About two million private sector workers in Pennsylvania — more than 40% of the workforce — don’t have access to an automatic retirement savings plan from their employers. The resulting retirement shortfall is expected to cost Pennsylvania about a billion dollars in social services every year over the next 15 years.
Keystone Saves, a program now being considered by the state legislature as HB 2156, would offer a cost-free retirement savings option for workers whose employers don’t offer such plans. A variety of private organizations, including AARP, the United Way and the Pew Charitable Trusts support it. So does a broad-based, bipartisan coalition, including Republican state Treasurer Stacy Garrity, Democratic state Rep. Michael Driscoll of Philadelphia and Republican state Rep. Tracy Pennycuick of Montgomery County. A variety of Pittsburgh-area legislators from both parties have co-sponsored the bill.

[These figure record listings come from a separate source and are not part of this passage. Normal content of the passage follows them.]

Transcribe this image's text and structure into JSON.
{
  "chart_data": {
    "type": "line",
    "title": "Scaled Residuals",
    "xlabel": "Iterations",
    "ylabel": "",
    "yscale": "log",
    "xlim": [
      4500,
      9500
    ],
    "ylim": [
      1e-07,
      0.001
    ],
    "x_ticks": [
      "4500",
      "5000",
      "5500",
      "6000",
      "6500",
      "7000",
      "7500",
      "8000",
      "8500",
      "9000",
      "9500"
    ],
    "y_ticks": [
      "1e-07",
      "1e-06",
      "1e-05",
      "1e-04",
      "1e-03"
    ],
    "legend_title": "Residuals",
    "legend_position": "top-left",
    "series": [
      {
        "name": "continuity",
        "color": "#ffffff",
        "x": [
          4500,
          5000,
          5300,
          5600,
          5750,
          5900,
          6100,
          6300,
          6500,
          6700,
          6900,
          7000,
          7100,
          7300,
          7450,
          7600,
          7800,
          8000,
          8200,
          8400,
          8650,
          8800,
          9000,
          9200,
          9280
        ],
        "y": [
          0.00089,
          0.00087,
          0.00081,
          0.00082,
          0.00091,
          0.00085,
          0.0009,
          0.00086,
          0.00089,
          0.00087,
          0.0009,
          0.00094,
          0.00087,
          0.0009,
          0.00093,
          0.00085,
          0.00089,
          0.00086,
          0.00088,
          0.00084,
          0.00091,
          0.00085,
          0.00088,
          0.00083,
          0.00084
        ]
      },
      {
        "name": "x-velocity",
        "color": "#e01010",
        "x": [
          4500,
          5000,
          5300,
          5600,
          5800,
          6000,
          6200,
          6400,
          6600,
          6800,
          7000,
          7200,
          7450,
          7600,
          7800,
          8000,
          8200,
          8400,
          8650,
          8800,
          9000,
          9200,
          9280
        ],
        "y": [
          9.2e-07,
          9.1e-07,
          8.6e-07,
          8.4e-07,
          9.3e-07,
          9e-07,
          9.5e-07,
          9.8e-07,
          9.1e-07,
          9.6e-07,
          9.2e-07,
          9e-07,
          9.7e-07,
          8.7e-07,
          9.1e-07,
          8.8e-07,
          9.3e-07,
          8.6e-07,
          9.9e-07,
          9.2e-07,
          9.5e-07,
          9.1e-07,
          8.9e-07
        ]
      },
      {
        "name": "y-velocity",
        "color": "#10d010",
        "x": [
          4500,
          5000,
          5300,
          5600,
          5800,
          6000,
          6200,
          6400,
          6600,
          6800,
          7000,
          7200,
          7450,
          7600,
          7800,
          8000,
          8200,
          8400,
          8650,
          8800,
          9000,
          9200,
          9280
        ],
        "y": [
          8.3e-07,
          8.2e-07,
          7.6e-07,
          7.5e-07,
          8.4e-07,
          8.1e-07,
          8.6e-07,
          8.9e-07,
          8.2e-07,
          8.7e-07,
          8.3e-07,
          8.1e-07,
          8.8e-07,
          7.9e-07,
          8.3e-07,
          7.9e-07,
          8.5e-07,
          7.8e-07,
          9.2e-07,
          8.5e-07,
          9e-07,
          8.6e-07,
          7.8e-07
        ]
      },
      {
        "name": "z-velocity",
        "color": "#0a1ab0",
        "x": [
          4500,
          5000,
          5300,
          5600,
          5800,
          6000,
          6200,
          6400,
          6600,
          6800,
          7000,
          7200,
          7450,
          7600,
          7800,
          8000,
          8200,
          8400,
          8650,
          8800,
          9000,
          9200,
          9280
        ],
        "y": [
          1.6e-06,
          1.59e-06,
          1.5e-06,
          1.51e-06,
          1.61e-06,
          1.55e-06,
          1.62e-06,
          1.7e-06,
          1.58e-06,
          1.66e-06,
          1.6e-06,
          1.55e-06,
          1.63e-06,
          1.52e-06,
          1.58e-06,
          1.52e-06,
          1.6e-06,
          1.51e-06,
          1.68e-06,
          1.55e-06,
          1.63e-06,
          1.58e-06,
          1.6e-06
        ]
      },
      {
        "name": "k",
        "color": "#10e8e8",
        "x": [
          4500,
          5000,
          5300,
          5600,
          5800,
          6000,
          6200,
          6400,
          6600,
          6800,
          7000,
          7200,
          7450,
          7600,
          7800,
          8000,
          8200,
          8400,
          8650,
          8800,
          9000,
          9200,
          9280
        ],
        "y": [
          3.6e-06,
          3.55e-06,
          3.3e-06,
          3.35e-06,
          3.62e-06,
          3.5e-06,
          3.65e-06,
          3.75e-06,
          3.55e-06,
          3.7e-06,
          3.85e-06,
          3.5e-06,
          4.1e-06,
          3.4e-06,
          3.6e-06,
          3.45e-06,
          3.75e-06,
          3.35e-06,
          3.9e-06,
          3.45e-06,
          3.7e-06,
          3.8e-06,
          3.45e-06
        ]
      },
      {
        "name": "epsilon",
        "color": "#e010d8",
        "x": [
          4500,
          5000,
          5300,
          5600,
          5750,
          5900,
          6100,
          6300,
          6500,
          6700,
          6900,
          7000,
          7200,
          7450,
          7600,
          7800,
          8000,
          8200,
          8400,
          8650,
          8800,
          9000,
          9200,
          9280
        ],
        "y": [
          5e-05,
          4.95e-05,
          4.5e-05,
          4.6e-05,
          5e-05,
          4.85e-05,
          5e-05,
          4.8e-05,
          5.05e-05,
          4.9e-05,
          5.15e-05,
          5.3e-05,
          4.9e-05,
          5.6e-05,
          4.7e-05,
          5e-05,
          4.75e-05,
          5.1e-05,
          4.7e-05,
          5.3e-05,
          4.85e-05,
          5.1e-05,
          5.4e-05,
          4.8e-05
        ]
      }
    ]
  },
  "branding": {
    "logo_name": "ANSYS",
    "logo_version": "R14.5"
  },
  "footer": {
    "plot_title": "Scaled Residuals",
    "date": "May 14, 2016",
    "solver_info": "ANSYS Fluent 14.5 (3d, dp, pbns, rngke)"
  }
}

According to the Keystone Saves’ supporters, workers are 15 times more likely to contribute to a retirement account if it is offered through their job, as opposed to setting up an IRA themselves. Visualizing the future is hard, and understanding how even small contributions early in life can generate big rewards later isn’t always intuitive — all the more so when you’re simply trying to make ends meet in the here and now.
Retirement? When you’re 20-something and trying to make rent? When you’re 50-something and trying to pay the mortgage and put your kids through school?
Wealthier Americans have access to professional financial planners who can do all the heavy lifting for them. The fact that advanced degrees and certifications are required to do this planning well shows just how complex it can be.
Keystone Saves would allow employers who can’t afford or manage a retirement system on their own to opt into a cost-free state-facilitated system, similar to existing 529 Education Savings Accounts. All employers would have to do is provide a list of participating employees to the state and process a simple payroll deduction. Keystone Saves would do the rest, putting the money into a simple, portable IRA for workers.
The program would not discourage employers from offering their own retirement plans, for two reasons. First, companies with already-existing retirement plans won’t be eligible. Second, since employers don’t contribute to Keystone Saves, many companies will still want to lure workers with more generous employer-match plans.
We urge the legislature to pass Keystone Saves quickly. Pennsylvania workers and the future state economy need it.